Kadri Gürsel: Açıkçası iktidarın çok aleyhine ya da çok lehine bir sonuç beklemiyorum bu seçimden. Burada verilen kavga aslında çok düşük miktarda bir oy için. Bu oyların tamamının kazanılması halinde bile ben iktidar açısından arzu edilenin elde edilemeyeceğini düşünüyorum. HDP’nin baraj altına çekilmesi bence, eğer düzgün bir seçim yapılırsa yani doğu ve güneydoğu illerinde seçim yapılırsa ve seçim güvenliği genel olarak sağlanabilirse, o tarihe kadar genel olarak ne olacağını bilmiyoruz açıkçası, sürpriz hamleler gelebilir. Sürpriz ateşkes durumunda iktidar açığa düşebilir. Bunun sorumluluğunu almak isteyebilirler mi o ayrı mesele. Fakat, neticede yüzde 2-2.5’luk bir oy söz konusu burada çünkü iktidarın kaybı konsolide olmuş olur. Zannedilmesin ki burada verilen kavga yüzde 45 kavgası aslında yüzde 43’ler seviyesinde alabilirse ve ondan sonra da az farkla kaybettiği milletvekillerini geri alabilirse diye bir varsayım var. Bunun için de yapılabilecek şeyler fazlasıyla zor görünüyor ama çok riskli bir plan. Yani doğudaki, güneydoğudaki bu çatışma bir süre sonra eğer işler iktidarın istediği gibi gidiyor ise, böyle var sayarsak, yani seçmen faturayı iktidara değil de HDP’ye arzu edildiği gibi kesiyorsa bir noktadan sonra bu dönebilir. Çünkü neticede, iki buçuk üç yıldır, son süreci, pazarlık yapan, masaya oturan daha geçenlerde Dolmabahçe deklarasyonunu yapan iktidarın kendisi. Bu süre içinde eğer, şehirlere ve kasabalara PKK bomba ve silah yığmışsa, değil mi? Buna yine engel olması gereken de güvenlik güçleridir, istihbarat örgütüdür şudur, budur…
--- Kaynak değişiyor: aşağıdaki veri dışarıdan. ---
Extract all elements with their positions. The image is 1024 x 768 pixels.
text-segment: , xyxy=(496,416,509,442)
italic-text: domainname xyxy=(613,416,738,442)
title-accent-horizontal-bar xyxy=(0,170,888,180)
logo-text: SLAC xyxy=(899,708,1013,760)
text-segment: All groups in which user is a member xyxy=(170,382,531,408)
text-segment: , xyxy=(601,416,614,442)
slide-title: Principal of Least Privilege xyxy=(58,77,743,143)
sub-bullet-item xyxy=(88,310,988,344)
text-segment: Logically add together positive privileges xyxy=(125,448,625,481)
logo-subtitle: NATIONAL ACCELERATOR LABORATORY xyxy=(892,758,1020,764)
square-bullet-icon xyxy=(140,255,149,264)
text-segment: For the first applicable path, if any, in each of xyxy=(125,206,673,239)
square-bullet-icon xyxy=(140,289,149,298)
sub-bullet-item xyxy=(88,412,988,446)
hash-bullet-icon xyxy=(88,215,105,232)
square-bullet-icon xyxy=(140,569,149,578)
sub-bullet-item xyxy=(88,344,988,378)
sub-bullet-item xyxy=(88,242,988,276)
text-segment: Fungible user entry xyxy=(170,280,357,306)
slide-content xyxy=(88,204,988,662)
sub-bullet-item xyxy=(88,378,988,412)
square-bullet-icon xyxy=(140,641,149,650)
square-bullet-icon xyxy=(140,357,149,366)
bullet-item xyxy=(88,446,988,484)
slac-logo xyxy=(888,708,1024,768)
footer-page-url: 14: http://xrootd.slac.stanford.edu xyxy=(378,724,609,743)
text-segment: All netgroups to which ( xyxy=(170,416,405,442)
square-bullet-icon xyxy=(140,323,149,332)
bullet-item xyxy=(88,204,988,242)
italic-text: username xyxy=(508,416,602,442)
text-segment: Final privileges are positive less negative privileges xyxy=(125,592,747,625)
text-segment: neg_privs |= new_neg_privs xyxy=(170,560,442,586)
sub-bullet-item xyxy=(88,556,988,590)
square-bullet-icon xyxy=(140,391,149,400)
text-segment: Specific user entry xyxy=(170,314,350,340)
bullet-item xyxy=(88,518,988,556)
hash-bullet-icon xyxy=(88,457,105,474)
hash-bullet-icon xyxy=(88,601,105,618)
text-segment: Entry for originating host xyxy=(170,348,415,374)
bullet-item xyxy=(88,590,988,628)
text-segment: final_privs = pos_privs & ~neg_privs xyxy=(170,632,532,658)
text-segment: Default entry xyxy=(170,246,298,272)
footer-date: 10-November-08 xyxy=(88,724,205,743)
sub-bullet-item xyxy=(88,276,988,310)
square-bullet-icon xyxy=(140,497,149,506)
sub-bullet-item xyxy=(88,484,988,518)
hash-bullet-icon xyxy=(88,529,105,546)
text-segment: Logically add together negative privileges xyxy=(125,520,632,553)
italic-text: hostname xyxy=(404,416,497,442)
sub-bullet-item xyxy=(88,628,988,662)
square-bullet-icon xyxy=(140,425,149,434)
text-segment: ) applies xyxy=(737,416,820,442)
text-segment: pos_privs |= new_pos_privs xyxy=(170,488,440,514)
Neticede, böyle çatışmanın bütün faturasını doğudan güneydoğudan gelen ölüm haberlerinin faturasını tek bir partiye çıkarmanın ve o partiyi baraj altında tutmanın kolay olmayacağını baştan görmek gerekir. HDP’ye verilen Türk oylarının hepsinin eski partilerine dönmeyeceğini de öngörmek gerekir. Niye gerekir? Çünkü aynı şeyi söyledi ya Rize’de yaptığı konuşmada yanılmıyorsam, rejim fiilen değişmiştir bana bu değişikliğe uygun bir hukuki zemin anayasa da verin dedi. Şimdi sana, 7 Haziran’da önemli bir kısım seçmen sırf sen başkan olmayasın diye sandığa gitmedi mi? Bir taraftan çatışma var bir taraftan kan akıyor diğer taraftan yine başkan olma hedefini gündeme getiriyorsun ve bir refleksi orada dürtüyorsun değil mi? Böyle bir durum var. Bu vallaha tehlikeli bir durum. Açıkçası iktidarın kendi menfaatleri açısından da.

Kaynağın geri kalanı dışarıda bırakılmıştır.